- Power type: Electric
- Model: SNCF BB 22200
- Rebuild date: 1985 : 20011 rebuilt from 22379 1986 : 20012 rebuilt from 22380 1994 : both rebuilt for TTU 1995 : both rebuilt to standard BB 22200
- Gauge: 1,435 mm (4 ft 8+1⁄2 in) standard gauge

= SNCF BB 20011 and 20012 =

The SNCF BB 20011 and SNCF BB 20012 were electric locomotives used for testing, built by Alsthom between 1985 and 1986. The two locomotives were the synchronous dual-voltage prototypes for Class BB 26000.

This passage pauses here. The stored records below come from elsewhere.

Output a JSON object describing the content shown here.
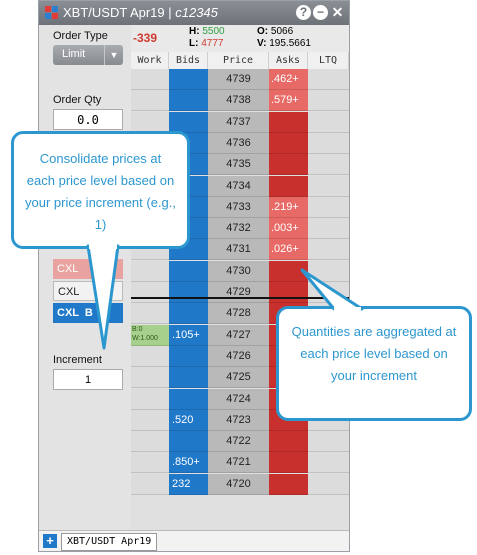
{
  "window": {
    "title_main": "XBT/USDT Apr19 | ",
    "title_account": "c12345",
    "buttons": [
      "?",
      "−",
      "✕"
    ],
    "icons": [
      "flag-icon",
      "help-icon",
      "minimize-icon",
      "close-icon"
    ]
  },
  "left_panel": {
    "order_type_label": "Order Type",
    "order_type_value": "Limit",
    "order_type_chevron": "▼",
    "order_qty_label": "Order Qty",
    "order_qty_value": "0.0",
    "cxl_buttons": [
      "CXL",
      "CXL",
      "CXL  B"
    ],
    "increment_label": "Increment",
    "increment_value": "1"
  },
  "stats": {
    "change": "-339",
    "high_label": "H:",
    "high": "5500",
    "low_label": "L:",
    "low": "4777",
    "open_label": "O:",
    "open": "5066",
    "volume_label": "V:",
    "volume": "195.5661"
  },
  "columns": [
    "Work",
    "Bids",
    "Price",
    "Asks",
    "LTQ"
  ],
  "ladder": [
    {
      "price": "4739",
      "bid": "",
      "ask": ".462+",
      "ask_hl": true
    },
    {
      "price": "4738",
      "bid": "",
      "ask": ".579+",
      "ask_hl": true
    },
    {
      "price": "4737",
      "bid": "",
      "ask": "",
      "ask_hl": false
    },
    {
      "price": "4736",
      "bid": "",
      "ask": "",
      "ask_hl": false
    },
    {
      "price": "4735",
      "bid": "",
      "ask": "",
      "ask_hl": false
    },
    {
      "price": "4734",
      "bid": "",
      "ask": "",
      "ask_hl": false
    },
    {
      "price": "4733",
      "bid": "",
      "ask": ".219+",
      "ask_hl": true
    },
    {
      "price": "4732",
      "bid": "",
      "ask": ".003+",
      "ask_hl": true
    },
    {
      "price": "4731",
      "bid": "",
      "ask": ".026+",
      "ask_hl": true
    },
    {
      "price": "4730",
      "bid": "",
      "ask": "",
      "ask_hl": false
    },
    {
      "price": "4729",
      "bid": "",
      "ask": "",
      "ask_hl": false
    },
    {
      "price": "4728",
      "bid": "",
      "ask": "",
      "ask_hl": false
    },
    {
      "price": "4727",
      "bid": ".105+",
      "ask": "",
      "ask_hl": false,
      "work": "B:0\nW:1.000"
    },
    {
      "price": "4726",
      "bid": "",
      "ask": "",
      "ask_hl": false
    },
    {
      "price": "4725",
      "bid": "",
      "ask": "",
      "ask_hl": false
    },
    {
      "price": "4724",
      "bid": "",
      "ask": "",
      "ask_hl": false
    },
    {
      "price": "4723",
      "bid": ".520",
      "ask": "",
      "ask_hl": false
    },
    {
      "price": "4722",
      "bid": "",
      "ask": "",
      "ask_hl": false
    },
    {
      "price": "4721",
      "bid": ".850+",
      "ask": "",
      "ask_hl": false
    },
    {
      "price": "4720",
      "bid": "232",
      "ask": "",
      "ask_hl": false
    }
  ],
  "footer": {
    "plus": "+",
    "tab": "XBT/USDT Apr19"
  },
  "callouts": [
    "Consolidate prices at each price level based on your price increment (e.g., 1)",
    "Quantities are aggregated at each price level based on your increment"
  ],
  "colors": {
    "bids": "#1f78c8",
    "asks": "#c8302e",
    "asks_highlight": "#e86a66",
    "price": "#b9b9b9",
    "callout": "#2c97cf",
    "negative": "#d03a2f",
    "high": "#2e9e3e",
    "low": "#d03a2f"
  }
}
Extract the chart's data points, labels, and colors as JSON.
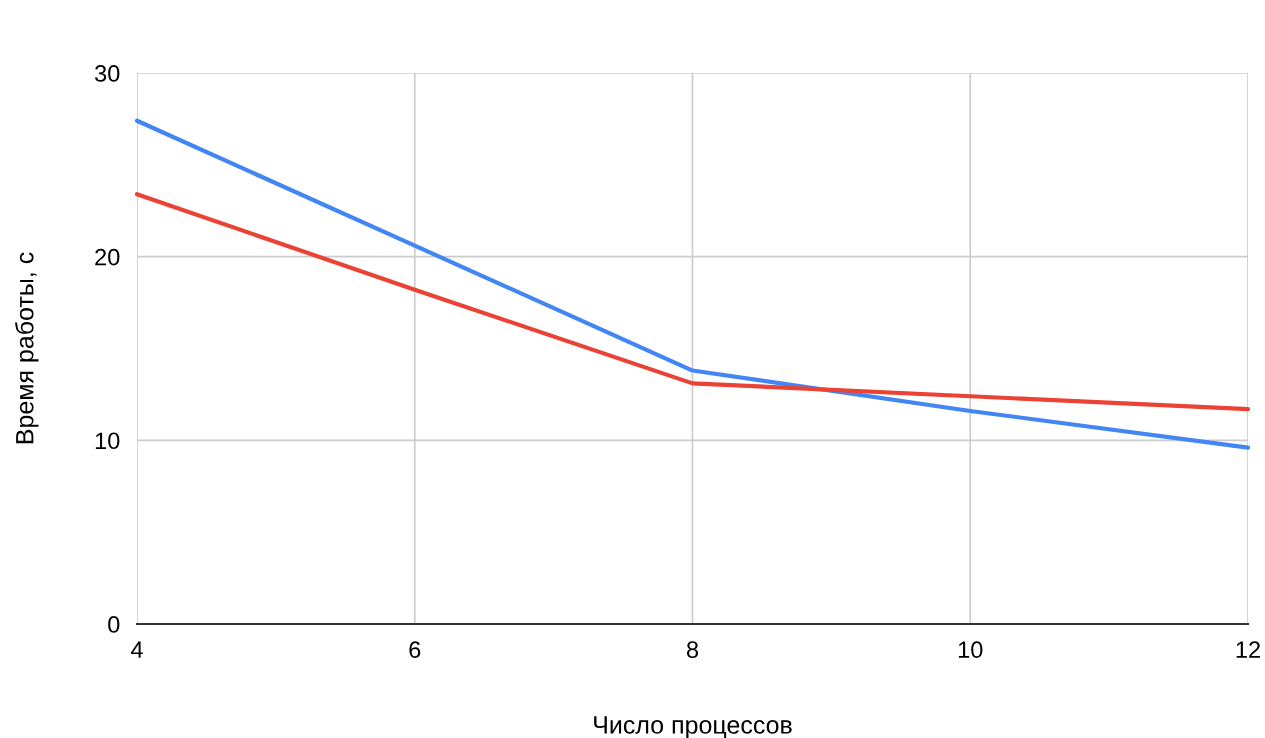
{
  "chart_data": {
    "type": "line",
    "xlabel": "Число процессов",
    "ylabel": "Время работы, с",
    "x": [
      4,
      6,
      8,
      10,
      12
    ],
    "series": [
      {
        "color": "#4285f4",
        "values": [
          27.4,
          20.6,
          13.8,
          11.6,
          9.6
        ]
      },
      {
        "color": "#ea4335",
        "values": [
          23.4,
          18.2,
          13.1,
          12.4,
          11.7
        ]
      }
    ],
    "xlim": [
      4,
      12
    ],
    "xticks": [
      4,
      6,
      8,
      10,
      12
    ],
    "ylim": [
      0,
      30
    ],
    "yticks": [
      0,
      10,
      20,
      30
    ],
    "grid": true,
    "marker": "none",
    "line_style": "solid"
  }
}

In 1994 the locomotives were re-used for work on the Channel Tunnel, then converted to standard class BB 22200s in 1995.

==History==
===SNCF BB 26000 test locomotives===
In 1985 and 1986 the SNCF BB 22200 locomotives numbers 22379 and 22380 were modified to test dual voltage electric traction equipment, the microprocessor control, and auxiliary variable speed induction motors. 20012 was used to test the combination of pneumatic brake system and electric brake system.

===Channel tunnel machines===
In 1994 the units were used in the Channel Tunnel as motor engines for TTU trains. (Channel tunnel freight engines)

===Conversion to standard locomotives===
In 1995 the locomotives were converted back to standard SNCF Class BB 22200 type.

==Miniature models==
The locomotive 20011 has been produced by Märklin and Roco in HO scale.